International etiquette expert Jacqueline Whitmore tells Travel + Leisure to avoid any heavy dairy like fettuccine Alfredo, lasagna, or even macaroni and cheese. These dishes, she notes, do not “always sit well in your stomach at high altitudes” and can lead to bloating or discomfort. Skip foods such as tuna salad, egg salad, and fish main courses. They may be safe to eat but can emit pungent smells when heated up on-board.

“Knowing what to order from the in-flight menu isn’t as straightforward as it seems,” – Jacqueline Whitmore

Jamila Musayeva is on the same page with this prediction, warning that dishes including an omelet or egg salad are misleading. She goes on to elaborate that eggs are the most pungent smelling food in her experience and the smell doesn’t escape an enclosed airplane cabin.
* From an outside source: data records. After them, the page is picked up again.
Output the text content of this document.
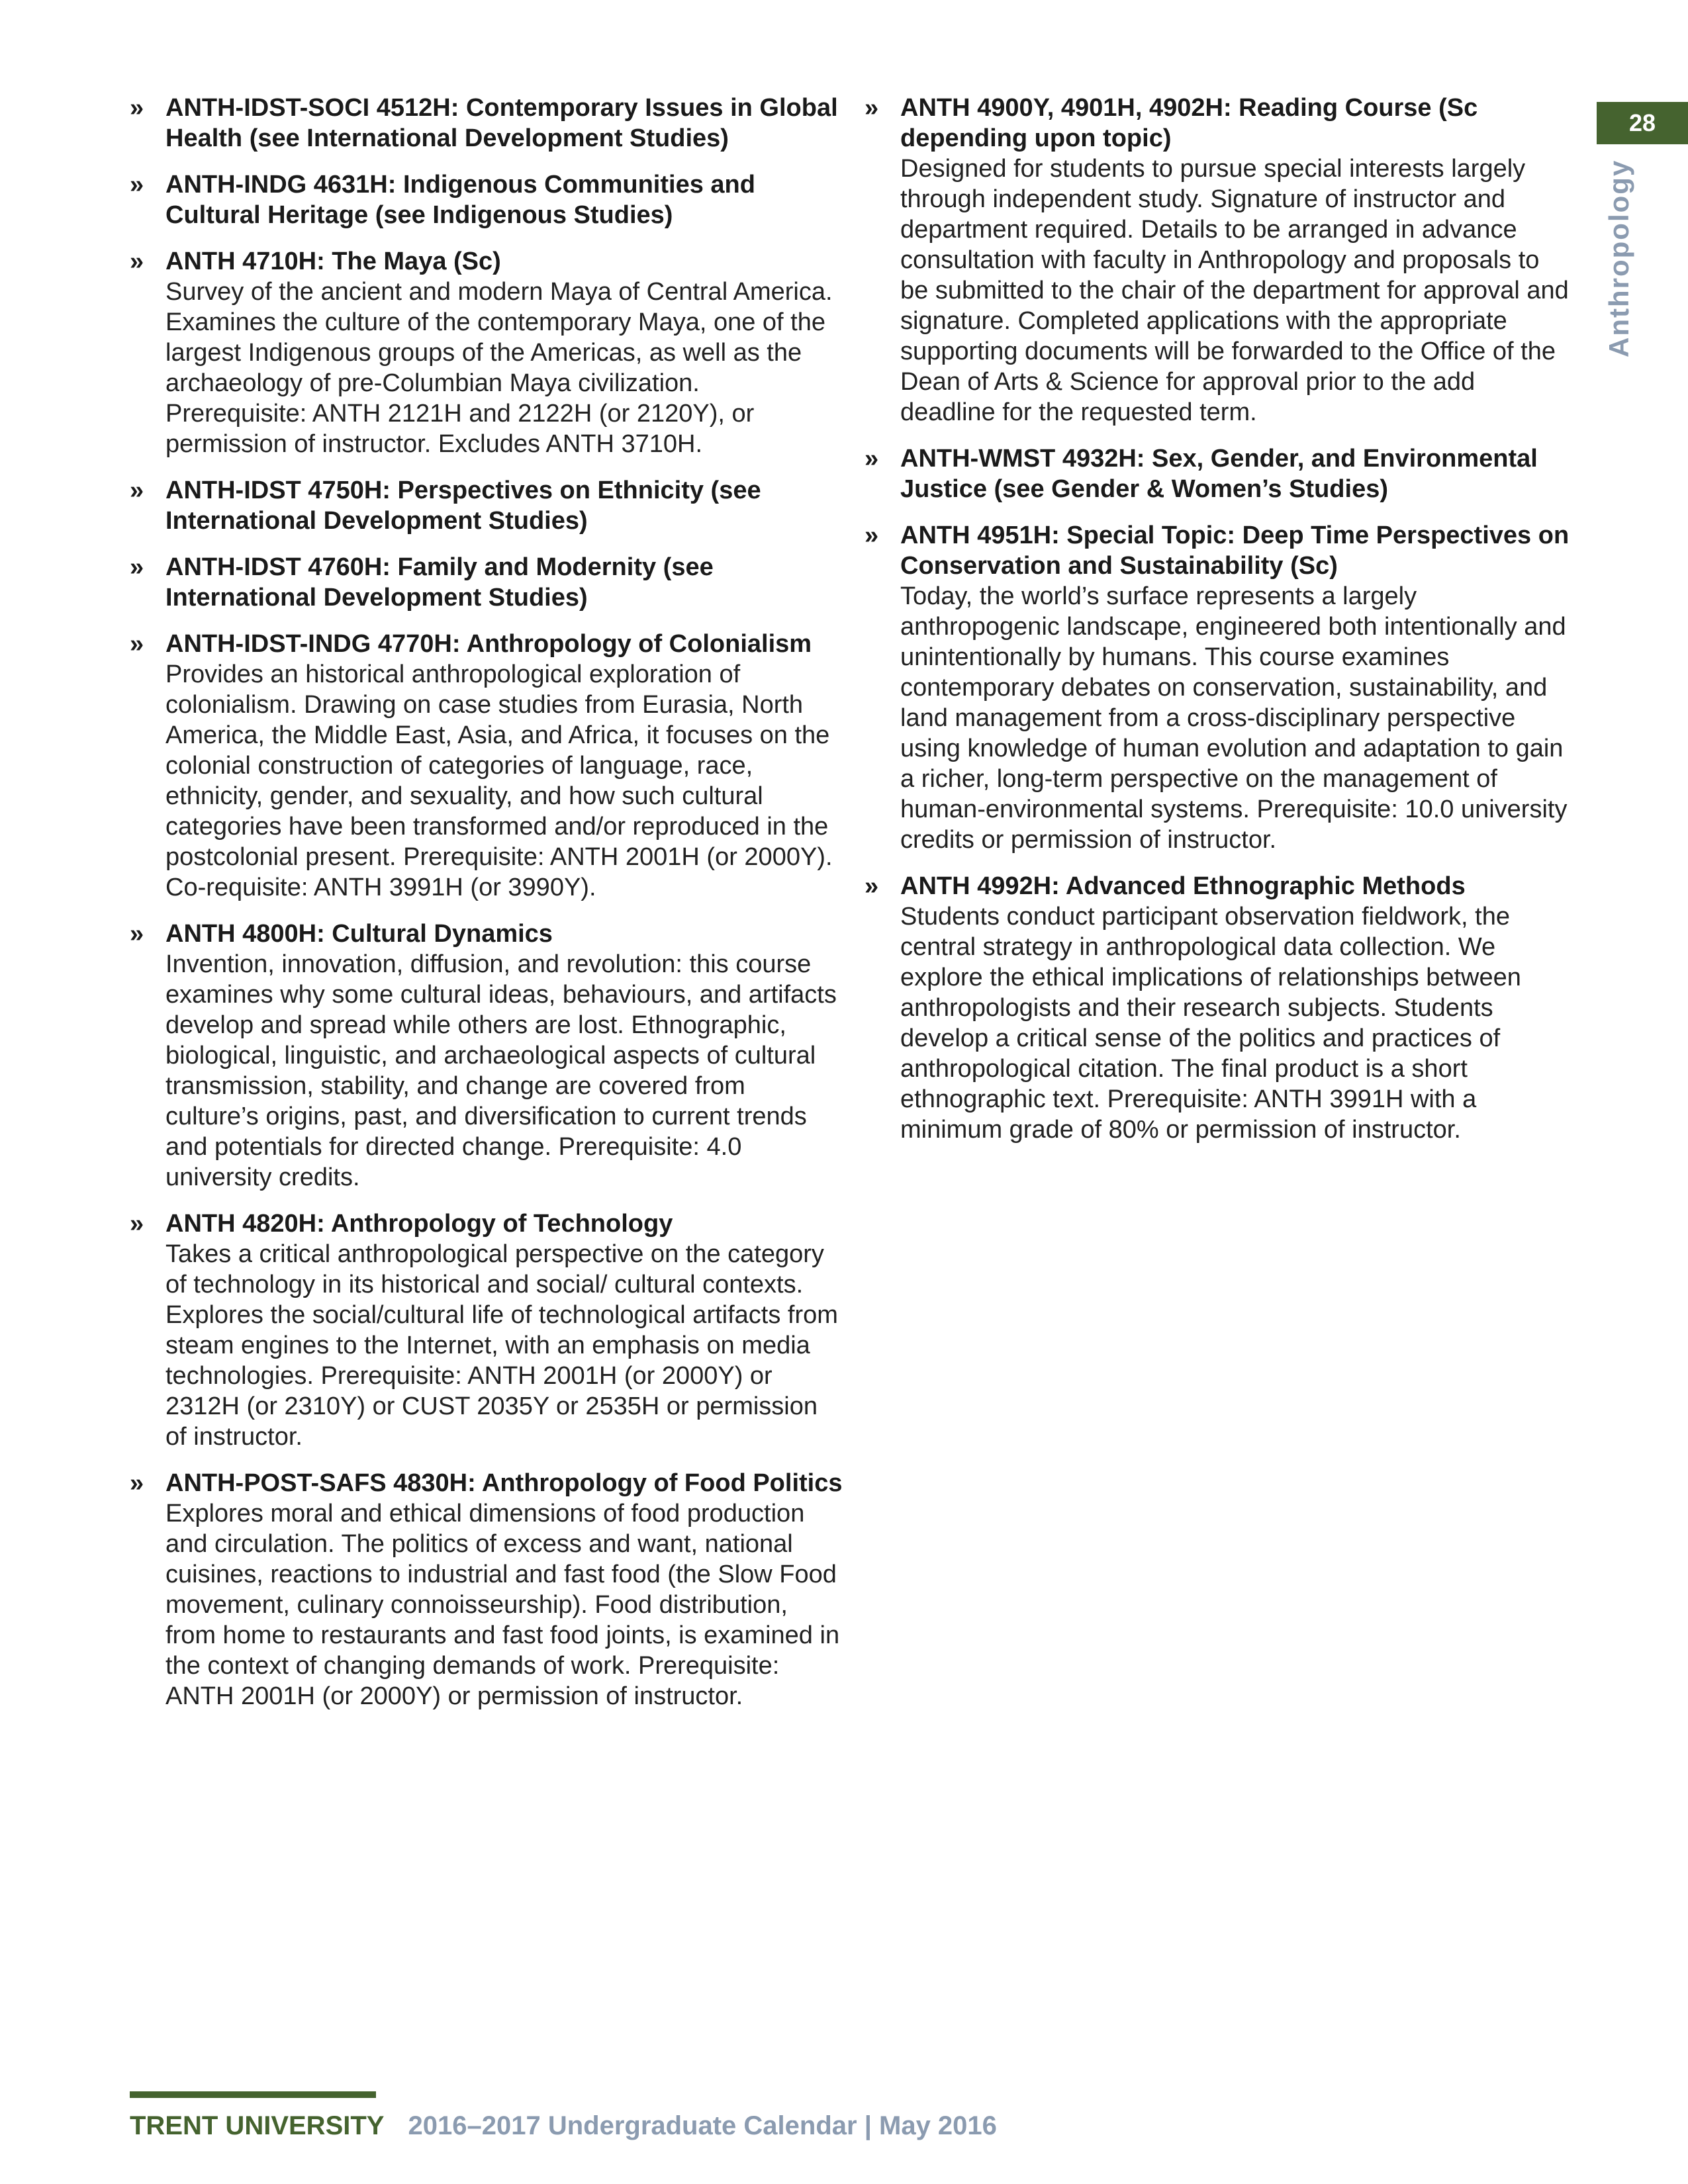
» ANTH-IDST-SOCI 4512H: Contemporary Issues in Global Health (see International Development Studies)

» ANTH-INDG 4631H: Indigenous Communities and Cultural Heritage (see Indigenous Studies)

» ANTH 4710H: The Maya (Sc)

Survey of the ancient and modern Maya of Central America. Examines the culture of the contemporary Maya, one of the largest Indigenous groups of the Americas, as well as the archaeology of pre-Columbian Maya civilization. Prerequisite: ANTH 2121H and 2122H (or 2120Y), or permission of instructor. Excludes ANTH 3710H.

» ANTH-IDST 4750H: Perspectives on Ethnicity (see International Development Studies)

» ANTH-IDST 4760H: Family and Modernity (see International Development Studies)

» ANTH-IDST-INDG 4770H: Anthropology of Colonialism

Provides an historical anthropological exploration of colonialism. Drawing on case studies from Eurasia, North America, the Middle East, Asia, and Africa, it focuses on the colonial construction of categories of language, race, ethnicity, gender, and sexuality, and how such cultural categories have been transformed and/or reproduced in the postcolonial present. Prerequisite: ANTH 2001H (or 2000Y). Co-requisite: ANTH 3991H (or 3990Y).

» ANTH 4800H: Cultural Dynamics

Invention, innovation, diffusion, and revolution: this course examines why some cultural ideas, behaviours, and artifacts develop and spread while others are lost. Ethnographic, biological, linguistic, and archaeological aspects of cultural transmission, stability, and change are covered from culture’s origins, past, and diversification to current trends and potentials for directed change. Prerequisite: 4.0 university credits.

» ANTH 4820H: Anthropology of Technology

Takes a critical anthropological perspective on the category of technology in its historical and social/ cultural contexts. Explores the social/cultural life of technological artifacts from steam engines to the Internet, with an emphasis on media technologies. Prerequisite: ANTH 2001H (or 2000Y) or 2312H (or 2310Y) or CUST 2035Y or 2535H or permission of instructor.

» ANTH-POST-SAFS 4830H: Anthropology of Food Politics

Explores moral and ethical dimensions of food production and circulation. The politics of excess and want, national cuisines, reactions to industrial and fast food (the Slow Food movement, culinary connoisseurship). Food distribution, from home to restaurants and fast food joints, is examined in the context of changing demands of work. Prerequisite: ANTH 2001H (or 2000Y) or permission of instructor.

» ANTH 4900Y, 4901H, 4902H: Reading Course (Sc depending upon topic)

Designed for students to pursue special interests largely through independent study. Signature of instructor and department required. Details to be arranged in advance consultation with faculty in Anthropology and proposals to be submitted to the chair of the department for approval and signature. Completed applications with the appropriate supporting documents will be forwarded to the Office of the Dean of Arts & Science for approval prior to the add deadline for the requested term.

» ANTH-WMST 4932H: Sex, Gender, and Environmental Justice (see Gender & Women’s Studies)

» ANTH 4951H: Special Topic: Deep Time Perspectives on Conservation and Sustainability (Sc)

Today, the world’s surface represents a largely anthropogenic landscape, engineered both intentionally and unintentionally by humans. This course examines contemporary debates on conservation, sustainability, and land management from a cross-disciplinary perspective using knowledge of human evolution and adaptation to gain a richer, long-term perspective on the management of human-environmental systems. Prerequisite: 10.0 university credits or permission of instructor.

» ANTH 4992H: Advanced Ethnographic Methods

Students conduct participant observation fieldwork, the central strategy in anthropological data collection. We explore the ethical implications of relationships between anthropologists and their research subjects. Students develop a critical sense of the politics and practices of anthropological citation. The final product is a short ethnographic text. Prerequisite: ANTH 3991H with a minimum grade of 80% or permission of instructor.

28
Anthropology
TRENT UNIVERSITY 2016–2017 Undergraduate Calendar | May 2016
High-Sodium and Fried Foods

Stay away from foods high in sodium such as instant ramen and chips. Processed meats deserve to be on that list. Whitmore points out that these options “can leave you thirsty, bloated and sluggish,” which is not ideal when traveling. Fried foods, like chicken nuggets or any food that is covered with a breading, are particularly forbidden. They put off an oily scent that is pretty obnoxious.

“They go soggy quickly, don’t reheat well and often release a greasy aroma that spreads fast in the cabin,” – Jamila Musayeva

Musayeva explains an interesting phenomenon at 35,000 feet — the body literally responds to food in new ways. This adjustment frequently spoils once tempting options beyond the flight anymore. She suggests opting for lighter meals instead.

Considerate Choices for a Pleasant Flight

If you need a pasta fix, Whitmore knows where to find the best. Order a dairy-free dish such as penne with tomato sauce and basil, or get a colorful pasta primavera full of seasonal vegetables and olive oil. These choices are easier on your own digestion and show a greater level of consideration to other passengers.

“At 35,000 feet, your body, your taste buds and even your digestive system behave differently – so what sounds good on the ground might not sit so well in the sky. Not to mention, smells tend to travel, too.” – Jamila Musayeva

Musayeva suggests this handy test—if an ingredient is too intense for a boardroom or a first date, it’s not going to be appropriate for a flight, either. Better to go for mild instead though! This policy saves everyone’s dignity from strong-smelling ingredients like garlic, onions, and fish, that can linger on the breath and in the air.